Winter Magic has some really interesting segments featuring skiing in non-traditional locales. He and his film crew traveled to Russia when it was still far behind the Iron Curtain. They also traveled to Iran, where they experienced some of the best powder in the world at the Shaw’s private ski area in the Alborz mountains. Most skiers even today are hardly aware that skiing even exists in Iran and those who do would probably think hard about traveling there to ski.
One of my favorite segments was the ski-bobbing Jay featured in Zermatt. Just catching on in the 1960’s, the Europeans took ski-bobbing to the extreme, as they seem to do with everything. Who knew that these cheesy ski-bike things could be so fun? Yet, the footage shows these ski bobbers heading down steep mountain slopes at speeds that might even scare me on skis. But, they do it with grace, carving fast turns all the way down the mountain.

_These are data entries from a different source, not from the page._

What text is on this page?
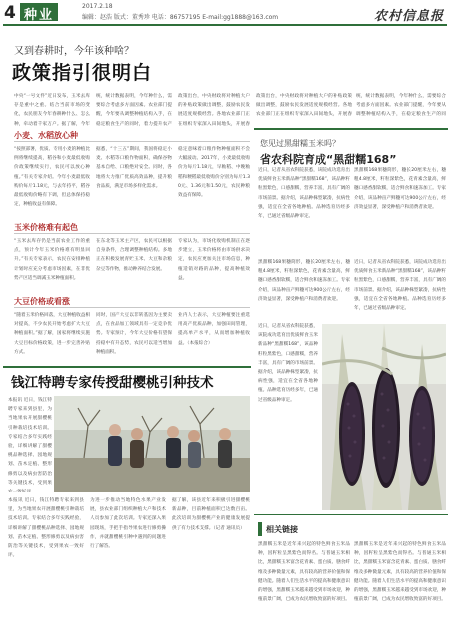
4 种业
2017.2.18
编辑：赵浩 版式：董秀珍 电话：86757195 E-mail:gg1888@163.com	农村信息报
又到春耕时，今年该种啥？
政策指引很明白
中央“一号文件”近日发布，玉米去库存是重中之重。结合当前市场的变化，农民朋友今年春耕种什么、怎么种，牵动着千家万户。据了解，今年
统，统计数据表明，今年种什么，需要综合考虑多方面因素。农业部门提醒，今年要从调整种植结构入手，在稳定粮食生产的同时，着力提升农产
政策出台，中央财政将对种植大户的补贴政策做出调整，鼓励农民发展适度规模经营。各地农业部门正在组织专家深入田间地头，开展春
政策出台，中央财政将对种植大户的补贴政策做出调整，鼓励农民发展适度规模经营。各地农业部门正在组织专家深入田间地头，开展春
统，统计数据表明，今年种什么，需要综合考虑多方面因素。农业部门提醒，今年要从调整种植结构入手，在稳定粮食生产的同
小麦、水稻放心种
“按照部署，优质、专用小麦的种植比例将继续提高，稻谷和小麦最低收购价政策继续实行，农民可以放心种植。”有关专家介绍。今年小麦最低收购价每斤1.18元，与去年持平，稻谷最低收购价略有下调，但总体保持稳定，种植收益有保障。
据悉，“十三五”期间，我国将稳定小麦、水稻等口粮作物面积，确保谷物基本自给、口粮绝对安全。同时，各地将大力推广优质高效品种，提升粮食品质，满足市场多样化需求。
稳定意味着口粮作物种植面积不会大幅波动。2017年，小麦最低收购价为每斤1.18元，早籼稻、中晚籼稻和粳稻最低收购价分别为每斤1.30元、1.36元和1.50元，农民种粮效益有保障。
玉米价格难有起色
“玉米去库存仍是当前农业工作的重点，预计今年玉米价格难有明显回升。”有关专家表示，农民在安排种植计划时应充分考虑市场因素，在非优势产区适当调减玉米种植面积。
在东北等玉米主产区，农民可以根据自身条件，合理调整种植结构。多地正在积极发展青贮玉米、大豆和杂粮杂豆等作物，推动种养结合发展。
专家认为，市场化收购机制正在逐步建立，玉米价格将由市场供求决定，农民应更加关注市场信息，种植适销对路的品种，提高种植效益。
大豆价格或看涨
“随着玉米价格回落，大豆种植收益相对提高，不少农民开始考虑扩大大豆种植面积。”据了解，国家将继续实施大豆目标价格政策，进一步完善补贴方式。
同时，国产大豆以非转基因为主要卖点，在食品加工领域具有一定竞争优势。专家预计，今年大豆价格有望保持稳中有升态势，农民可以适当增加种植面积。
业内人士表示，大豆种植要注重选用高产优质品种，加强田间管理，提高单产水平，从而增加种植收益。（本报综合）
您见过黑甜糯玉米吗？
省农科院育成“黑甜糯168”
近日，记者从省农科院获悉，该院成功选育出优质鲜食玉米新品种“黑甜糯168”，该品种籽粒黑紫色，口感甜糯，营养丰富，具有广阔的市场前景。据介绍，该品种株型紧凑，抗病性强，适宜在全省各地种植。品种选育历经多年，已通过省级品种审定。
黑甜糯168果穗筒形，穗长20厘米左右，穗粗4.8厘米，籽粒深紫色，花青素含量高，鲜穗口感香甜软糯，适合鲜食和速冻加工。专家介绍，该品种亩产鲜穗可达900公斤左右，经济效益显著，深受种植户和消费者欢迎。
黑甜糯168果穗筒形，穗长20厘米左右，穗粗4.8厘米，籽粒深紫色，花青素含量高，鲜穗口感香甜软糯，适合鲜食和速冻加工。专家介绍，该品种亩产鲜穗可达900公斤左右，经济效益显著，深受种植户和消费者欢迎。
近日，记者从省农科院获悉，该院成功选育出优质鲜食玉米新品种“黑甜糯168”，该品种籽粒黑紫色，口感甜糯，营养丰富，具有广阔的市场前景。据介绍，该品种株型紧凑，抗病性强，适宜在全省各地种植。品种选育历经多年，已通过省级品种审定。
近日，记者从省农科院获悉，该院成功选育出优质鲜食玉米新品种“黑甜糯168”，该品种籽粒黑紫色，口感甜糯，营养丰富，具有广阔的市场前景。据介绍，该品种株型紧凑，抗病性强，适宜在全省各地种植。品种选育历经多年，已通过省级品种审定。
钱江特聘专家传授甜樱桃引种技术
本报讯 近日，钱江特聘专家来到县里，为当地果农开展甜樱桃引种栽培技术培训。专家结合多年实践经验，详细讲解了甜樱桃品种选择、园地规划、苗木定植、整形修剪以及病虫害防治等关键技术，受到果
本报讯 近日，钱江特聘专家来到县里，为当地果农开展甜樱桃引种栽培技术培训。专家结合多年实践经验，详细讲解了甜樱桃品种选择、园地规划、苗木定植、整形修剪以及病虫害防治等关键技术，受到果农一致好评。
为进一步推动当地特色水果产业发展，县农业部门组织种植大户和技术人员参加了此次培训。专家还深入果园现场，手把手指导果农进行修剪操作，并就甜樱桃引种中遇到的问题进行了解答。
据了解，该县近年来积极引进甜樱桃新品种，目前种植面积已达数百亩。此次培训为甜樱桃产业的健康发展提供了有力技术支撑。（记者 通讯员）	相关链接
黑甜糯玉米是近年来兴起的特色鲜食玉米品种，因籽粒呈黑紫色而得名。与普通玉米相比，黑甜糯玉米富含花青素、蛋白质、膳食纤维及多种微量元素，具有较高的营养价值和保健功能。随着人们生活水平的提高和健康意识的增强，黑甜糯玉米越来越受到市场欢迎，种植前景广阔，已成为农民增收致富的好项目。
黑甜糯玉米是近年来兴起的特色鲜食玉米品种，因籽粒呈黑紫色而得名。与普通玉米相比，黑甜糯玉米富含花青素、蛋白质、膳食纤维及多种微量元素，具有较高的营养价值和保健功能。随着人们生活水平的提高和健康意识的增强，黑甜糯玉米越来越受到市场欢迎，种植前景广阔，已成为农民增收致富的好项目。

Probably one of the funniest segments to me was the skiing of Stein Eriksen in Vail. A Norwegian skier that made his way to the US in the 1950’s, Jay, along with many others, regarded Eriksen as one of the best skiers of that era. Yet, if you watch his skiing today, you’ll find yourself wondering…. HOW? WHY? His legs are stuck together like glue, his pole plants are virtually non-existent, and his hands are flailing in the air with some sort of upper-body twist that’s supposed to counter the movement of his lower-body. Why it looked good then, we may never know. But, an even greater question I have is, “How did he even ski like that?” It seems so unnatural!
Present in Winter Magic, but absent from so many of today’s movies, is humor. Jay narrates his movie in near mono-tone laden with witty remarks. Jay refers to a crash by Billy Kidd as “bad day at the office” and when looking at two skiers basking in the sun, working on their tans, as “two well-done”. Comments like this are prolific throughout the movie and had me laughing out loud on a number of occasions. Similar to older Warren Miller movies, Jay has several segments of “bloopers”. In these segments he usually features beginner skiers flailing, falling, crashing into one another, being twisted and contorted, and generally losing the war with the skis. I’ll be honest, I kind of miss these segments in the intense huck-fest movies of today.
All in all, Winter Magic Around the World is a good movie. While the footage is 40+ years old, some of it still may surprise you. It’s worth the watch in my book!